見晴茶屋到着が13:29。ここまで来ればもうガチな下り(ガレ場、階段)は無いため、一安心だ。この時点で塔ノ岳からの下山タイムが2時間を切る可能性が出てきたため、大倉高原山の家には寄り道せず、最短ルートで下った。膝の違和感と左足親指の痛みは継続していたが、歩行に支障を来たすほどではなかった。このため、引き続き一定のペースで淡々と下山を続けた。

そして塔ノ岳→大倉の下山を1時間51分で完了。下山は苦手なはずなのに! あり得ねえ! これまでの自己ベストは2008.4.26の2時間25分だから、34分もの大幅更新である。ほぼ一定のペースで淡々と下ってきたことに意義がある。背景として、膝の痛みがほとんど出なかった(右膝にやや違和感はあった)ことと、直射日光や高温による消耗が無かったことが挙げられる。

●帰宅まで

全区間でスケジュールのタイムを上回った結果、予定より3時間も早いバスに乗ることができた。夕食は渋沢駅付近でまた焼肉でも喰おうかなと考えていたが、14時台で夕食はあり得ない。結局、予定より3時間早く帰宅し、自宅で夕食を貪り喰った。


丹沢塔ノ岳登山の感想

最後に今回の収穫と反省をまとめて記しておく。

●今回の収穫

当初予定を大きく上回るペースで、丹沢山まで登り、そして下ってきた。特に、塔ノ岳までの登りを2時間15分、塔ノ岳からの下りを1時間51分でクリアした点は、自信になった。無理のないペースを保ち続けることで、結果的にペースアップできたのは大きい。将来の蛭ヶ岳挑戦に向けて、手応えを感じた。

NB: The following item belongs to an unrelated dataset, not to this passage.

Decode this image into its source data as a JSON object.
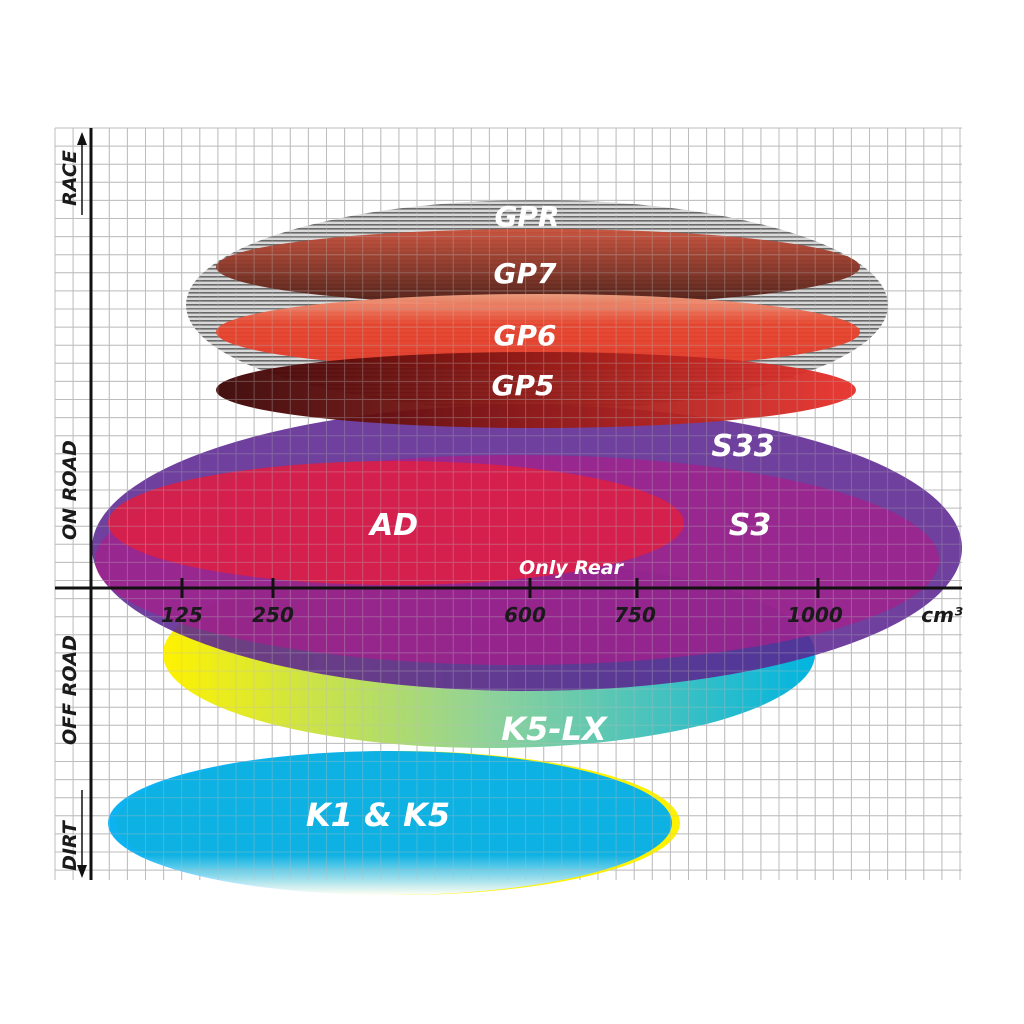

寒さ対策として持参したダウンとインナー手袋は、結局使う場面が無かった。ほとんどの区間を速乾性Tシャツ+長袖シャツで通していて、小雨が降った時と稜線に出た時、それに下りの前半で雨具上を着用していた。とはいえ、塔ノ岳の気温は昼間でも約4度。もっと冷えてみぞれや雪が降る可能性もあったわけで、ダウンとインナー手袋の持参は正解だったと思う。また、Thermosに入れておいた湯も有効に利用した。

丹沢は財布に優しいという点も良い。交通費は2140円(電車、バス含む)、昼食はシーフードヌードル350円、行動食はウィダー2個とアクエリアスパックで計259円。ペットボトル入りの水は、以前から冷蔵庫に入っていたものを利用した。費用は合計2749円に抑え込んだ。

●今回の反省

太ももとふくらはぎに猛烈な筋肉痛が来た。登山当日から始まって、2日後にピークを迎え、4日後まで続いた。普段の運動不足(特に下山訓練の不足)に加えて、いきなりハードな負荷を与えたのが原因だろう。この状況を改善するためには、少なくとも1カ月に1回は山に登るべきだ。下山のトレーニングは下山でしかできないからだ。